ClearCorrect Aligners and Class II/III Correction
ClearCorrect primarily supports the method of class II/III correction where buttons are bonded to the teeth for the attachment of the elastics. This method applies force directly to the teeth and supporting structures, promoting more effective tooth movement, hence the class II/III correction. Doctors approve of this method because they only have to modify the exact number of aligners needed to make the correction; this modification can be done easily and quickly by the dental assistant.
In addition to the above, the doctor can use a plier designed to cut slits in the aligners for the attachment of elastics directly to the aligners. These slits can be cut into the aligners so that buttons need not be bonded to the teeth. One must understand that any method that uses elastics connected to the aligners vs. the teeth, results in much of the elastics’ forces being quickly dissipated by the aligner’s contact with the rest of the teeth in the dental arch, retarding the correction of the malocclusion.
We also must not ignore the other methodologies of correcting class II/III occlusions, i.e. by distalizing the upper posterior teeth into a class I relationship, or extracting upper first molars, advancing the upper second molar into a class I relationship with the lower molars, and allowing the upper third molar to erupt into a functional relationship with the lower teeth. Any
Using the Method of Class II via Buttons
- Resin cement
- Composite resin for bonding
- Ceramic or plastic orthodontic bracket
- Elastic band
- Single-hole paper punch, aligner hole punch plier, acrylic or diamond bur
To use the method of class II via buttons, refer to the following steps:
1. Modify the aligner(s) to prepare for bonding of the buttons:
Using a single-hole paper punch, aligner hole punch plier, acrylic or diamond bur, remove a semi-circular area of the aligner’s gingival margin where a button is to be placed.

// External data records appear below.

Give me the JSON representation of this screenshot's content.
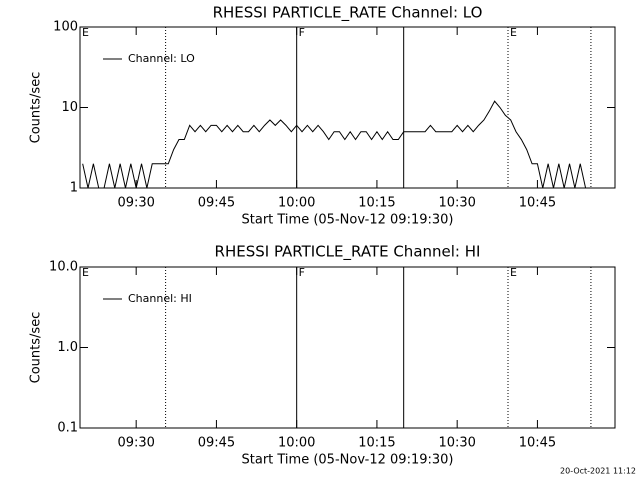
{
  "chart_data": [
    {
      "type": "line",
      "title": "RHESSI PARTICLE_RATE Channel: LO",
      "y_label": "Counts/sec",
      "x_label": "Start Time (05-Nov-12 09:19:30)",
      "xlim": [
        "09:19:30",
        "10:59:30"
      ],
      "xticks": [
        "09:30",
        "09:45",
        "10:00",
        "10:15",
        "10:30",
        "10:45"
      ],
      "ylim": [
        1,
        100
      ],
      "yticks": [
        1,
        10,
        100
      ],
      "ylog": true,
      "legend": "top-left",
      "lines": [
        {
          "x": "09:35:30",
          "style": "dotted"
        },
        {
          "x": "10:00",
          "style": "solid"
        },
        {
          "x": "10:20",
          "style": "solid"
        },
        {
          "x": "10:39:30",
          "style": "dotted"
        },
        {
          "x": "10:55",
          "style": "dotted"
        }
      ],
      "annotations": [
        {
          "label": "E",
          "x": "09:19:30"
        },
        {
          "label": "F",
          "x": "10:00"
        },
        {
          "label": "E",
          "x": "10:39:30"
        }
      ],
      "series": [
        {
          "name": "Channel: LO",
          "color": "#000000",
          "x": [
            "09:20",
            "09:21",
            "09:22",
            "09:23",
            "09:24",
            "09:25",
            "09:26",
            "09:27",
            "09:28",
            "09:29",
            "09:30",
            "09:31",
            "09:32",
            "09:33",
            "09:34",
            "09:35",
            "09:36",
            "09:37",
            "09:38",
            "09:39",
            "09:40",
            "09:41",
            "09:42",
            "09:43",
            "09:44",
            "09:45",
            "09:46",
            "09:47",
            "09:48",
            "09:49",
            "09:50",
            "09:51",
            "09:52",
            "09:53",
            "09:54",
            "09:55",
            "09:56",
            "09:57",
            "09:58",
            "09:59",
            "10:00",
            "10:01",
            "10:02",
            "10:03",
            "10:04",
            "10:05",
            "10:06",
            "10:07",
            "10:08",
            "10:09",
            "10:10",
            "10:11",
            "10:12",
            "10:13",
            "10:14",
            "10:15",
            "10:16",
            "10:17",
            "10:18",
            "10:19",
            "10:20",
            "10:21",
            "10:22",
            "10:23",
            "10:24",
            "10:25",
            "10:26",
            "10:27",
            "10:28",
            "10:29",
            "10:30",
            "10:31",
            "10:32",
            "10:33",
            "10:34",
            "10:35",
            "10:36",
            "10:37",
            "10:38",
            "10:39",
            "10:40",
            "10:41",
            "10:42",
            "10:43",
            "10:44",
            "10:45",
            "10:46",
            "10:47",
            "10:48",
            "10:49",
            "10:50",
            "10:51",
            "10:52",
            "10:53",
            "10:54"
          ],
          "values": [
            2,
            1,
            2,
            1,
            1,
            2,
            1,
            2,
            1,
            2,
            1,
            2,
            1,
            2,
            2,
            2,
            2,
            3,
            4,
            4,
            6,
            5,
            6,
            5,
            6,
            6,
            5,
            6,
            5,
            6,
            5,
            5,
            6,
            5,
            6,
            7,
            6,
            7,
            6,
            5,
            6,
            5,
            6,
            5,
            6,
            5,
            4,
            5,
            5,
            4,
            5,
            4,
            5,
            5,
            4,
            5,
            4,
            5,
            4,
            4,
            5,
            5,
            5,
            5,
            5,
            6,
            5,
            5,
            5,
            5,
            6,
            5,
            6,
            5,
            6,
            7,
            9,
            12,
            10,
            8,
            7,
            5,
            4,
            3,
            2,
            2,
            1,
            2,
            1,
            2,
            1,
            2,
            1,
            2,
            1
          ]
        }
      ]
    },
    {
      "type": "line",
      "title": "RHESSI PARTICLE_RATE Channel: HI",
      "y_label": "Counts/sec",
      "x_label": "Start Time (05-Nov-12 09:19:30)",
      "xlim": [
        "09:19:30",
        "10:59:30"
      ],
      "xticks": [
        "09:30",
        "09:45",
        "10:00",
        "10:15",
        "10:30",
        "10:45"
      ],
      "ylim": [
        0.1,
        10
      ],
      "yticks": [
        0.1,
        {
          "value": 1,
          "label": "1.0"
        },
        {
          "value": 10,
          "label": "10.0"
        }
      ],
      "ylog": true,
      "legend": "top-left",
      "lines": [
        {
          "x": "09:35:30",
          "style": "dotted"
        },
        {
          "x": "10:00",
          "style": "solid"
        },
        {
          "x": "10:20",
          "style": "solid"
        },
        {
          "x": "10:39:30",
          "style": "dotted"
        },
        {
          "x": "10:55",
          "style": "dotted"
        }
      ],
      "annotations": [
        {
          "label": "E",
          "x": "09:19:30"
        },
        {
          "label": "F",
          "x": "10:00"
        },
        {
          "label": "E",
          "x": "10:39:30"
        }
      ],
      "series": [
        {
          "name": "Channel: HI",
          "color": "#000000",
          "x": [],
          "values": []
        }
      ]
    }
  ],
  "footer": "20-Oct-2021 11:12"
}
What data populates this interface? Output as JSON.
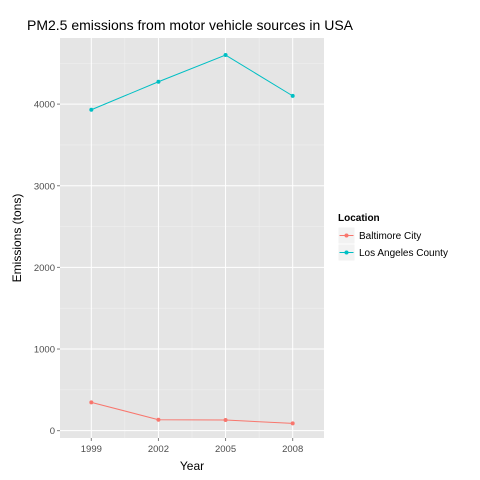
{
  "chart_data": {
    "type": "line",
    "title": "PM2.5 emissions from motor vehicle sources in USA",
    "xlabel": "Year",
    "ylabel": "Emissions (tons)",
    "x": [
      1999,
      2002,
      2005,
      2008
    ],
    "x_tick_labels": [
      "1999",
      "2002",
      "2005",
      "2008"
    ],
    "xlim": [
      1997.6,
      2009.4
    ],
    "y_ticks": [
      0,
      1000,
      2000,
      3000,
      4000
    ],
    "y_tick_labels": [
      "0",
      "1000",
      "2000",
      "3000",
      "4000"
    ],
    "ylim": [
      -90,
      4810
    ],
    "grid": true,
    "legend": {
      "title": "Location",
      "position": "right"
    },
    "series": [
      {
        "name": "Baltimore City",
        "color": "#F8766D",
        "values": [
          347,
          134,
          130,
          89
        ]
      },
      {
        "name": "Los Angeles County",
        "color": "#00BFC4",
        "values": [
          3931,
          4274,
          4601,
          4101
        ]
      }
    ]
  }
}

2. Tooth preparation using conventional etch and bonding protocols:
Etch the area on the teeth where the buttons will be placed. Rinse the acid and dry with the air/water syringe.
3. Button placement:
Bond the buttons to the teeth where you etched in step 2 above. Place the button near the mesiofacial gingival margin.
4. Elastic placement:
Insert aligner and stretch the elastic between the facial buttons that you placed on the cuspid and molar.
5. Carefully monitor the progress of the correction at each appointment.
The elastic is worn until the class II (or class III) is corrected or slightly overcorrected. Overcorrection can be planned in the treatment setup as well to prevent relapse.